The idea of a zombie chicken book sounds ridiculous—and ridiculous it is. Knapp made a concerted effort to blend the horror and the humor without going overboard on either end. While there are moments of gore (a battle between the book’s “exorcist” hero and an evil undead rooster includes a segment in which the hero becomes trapped with his arms pinned down, leaving the zombie rooster free to peck away at the flesh of his face with a razor-sharp beak), the author did not want the story to be overly gruesome. Nor did he want it to be so silly that any semblance of seriousness was squandered. One of his great challenges with “Cluck” was to balance the seemingly opposite genres of horror and comedy in the vein of Bruce Campbell films like “Army of Darkness” and “Bubba Ho-Tep.”

“Obviously, I wanted the book to be fun. It gets classified as horror because it has zombies in it, but it’s really more of a comedy or a horror comedy,” Knapp said. “Fighting a zombie is not a funny thing, but I found ways to put little funny elements in there—at least I tried to.”

The book tells a surprisingly complicated story about a group of undead chickens that devote their twisted afterlives to tormenting the farmer who killed them with a suspiciously set fire. The farmer’s only hope is Armand, who specializes in doing battle with poultry that refuses to stay dead. But, when Armand arrives at the farm, he confronts the biggest challenge of his peculiar career—a dog-sized zombie rooster with deadly teeth and talons.

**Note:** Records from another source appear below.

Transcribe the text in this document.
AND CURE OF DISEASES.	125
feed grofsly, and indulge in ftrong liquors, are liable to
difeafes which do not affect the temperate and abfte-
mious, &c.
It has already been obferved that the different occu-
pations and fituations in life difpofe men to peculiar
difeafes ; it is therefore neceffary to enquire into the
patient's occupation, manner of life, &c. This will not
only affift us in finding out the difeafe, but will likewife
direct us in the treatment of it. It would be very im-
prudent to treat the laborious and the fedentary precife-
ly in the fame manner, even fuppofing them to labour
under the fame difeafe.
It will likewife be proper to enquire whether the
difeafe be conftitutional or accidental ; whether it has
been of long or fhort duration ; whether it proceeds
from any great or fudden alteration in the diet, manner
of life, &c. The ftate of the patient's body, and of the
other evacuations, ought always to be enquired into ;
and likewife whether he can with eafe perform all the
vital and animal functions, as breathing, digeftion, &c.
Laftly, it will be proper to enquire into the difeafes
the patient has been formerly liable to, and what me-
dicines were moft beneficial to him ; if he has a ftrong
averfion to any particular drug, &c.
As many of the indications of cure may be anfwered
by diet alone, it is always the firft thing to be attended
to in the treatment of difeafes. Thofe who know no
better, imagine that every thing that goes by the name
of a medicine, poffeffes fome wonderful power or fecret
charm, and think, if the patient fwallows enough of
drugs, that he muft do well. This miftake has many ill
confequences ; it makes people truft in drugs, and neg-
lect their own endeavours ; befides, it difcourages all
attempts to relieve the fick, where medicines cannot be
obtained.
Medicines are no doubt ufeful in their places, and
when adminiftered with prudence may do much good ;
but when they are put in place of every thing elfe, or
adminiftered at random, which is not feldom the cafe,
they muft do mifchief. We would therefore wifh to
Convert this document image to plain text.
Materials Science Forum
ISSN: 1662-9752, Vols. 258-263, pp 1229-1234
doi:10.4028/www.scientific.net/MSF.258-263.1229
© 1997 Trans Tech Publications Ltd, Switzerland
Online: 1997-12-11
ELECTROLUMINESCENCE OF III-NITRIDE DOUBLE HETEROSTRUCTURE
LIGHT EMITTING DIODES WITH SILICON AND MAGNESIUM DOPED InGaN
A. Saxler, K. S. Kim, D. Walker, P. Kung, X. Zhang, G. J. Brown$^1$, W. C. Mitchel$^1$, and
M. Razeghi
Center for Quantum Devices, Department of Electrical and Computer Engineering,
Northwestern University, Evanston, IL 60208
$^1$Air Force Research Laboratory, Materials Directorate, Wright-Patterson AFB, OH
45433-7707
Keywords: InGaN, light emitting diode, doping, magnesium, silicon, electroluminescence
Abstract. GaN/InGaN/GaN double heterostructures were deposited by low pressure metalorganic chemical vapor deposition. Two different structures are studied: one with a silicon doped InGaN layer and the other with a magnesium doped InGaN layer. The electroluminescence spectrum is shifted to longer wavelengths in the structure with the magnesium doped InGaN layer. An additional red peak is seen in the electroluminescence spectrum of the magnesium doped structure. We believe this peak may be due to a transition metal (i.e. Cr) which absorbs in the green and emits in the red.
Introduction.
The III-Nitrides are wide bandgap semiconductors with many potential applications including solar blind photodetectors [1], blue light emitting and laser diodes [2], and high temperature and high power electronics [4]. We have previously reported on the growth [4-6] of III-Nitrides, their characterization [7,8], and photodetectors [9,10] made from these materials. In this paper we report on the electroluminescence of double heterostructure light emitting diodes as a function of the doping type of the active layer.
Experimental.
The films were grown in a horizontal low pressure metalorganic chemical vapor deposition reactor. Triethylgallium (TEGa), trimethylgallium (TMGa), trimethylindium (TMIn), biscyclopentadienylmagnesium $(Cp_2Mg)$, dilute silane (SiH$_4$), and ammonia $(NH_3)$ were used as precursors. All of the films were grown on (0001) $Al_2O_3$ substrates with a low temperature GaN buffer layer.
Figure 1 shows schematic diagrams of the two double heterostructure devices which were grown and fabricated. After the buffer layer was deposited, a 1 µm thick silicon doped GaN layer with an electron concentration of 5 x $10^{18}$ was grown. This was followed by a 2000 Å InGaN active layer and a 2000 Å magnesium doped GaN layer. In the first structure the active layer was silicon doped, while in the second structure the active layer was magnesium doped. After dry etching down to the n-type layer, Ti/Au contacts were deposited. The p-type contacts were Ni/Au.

Each of the book’s 25 chapters begins with an illustration by New Hampshire artist Ian Richard Miller, who Knapp knew as a professional graphic artist. The two also collaborated on the book’s creepy cover design. Both members of corporate America, Knapp and Miller enjoyed working on something that helped them escape the banality of their day jobs.

“I do a lot of technical writing, and it’s basically the most boring stuff you can do. So, to get as far away from that as possible is a real escape for me,” Knapp said. “I think that readers respond to that, as well, because I think there are a lot of readers who want to escape the real world at this point in our history.”

Another one of Knapp’s missions is to promote independent fiction, which receives precious little attention in the literary world. Although Knapp and Miller wrote, designed and produced “Cluck” by themselves, they feel its professional quality merits attention. The author has at least three ideas for future independent books, including one that involves zombies.

“I just can’t get away from zombies, you know? They’re everywhere,” he said. “They move slow, but you can’t get away from them.”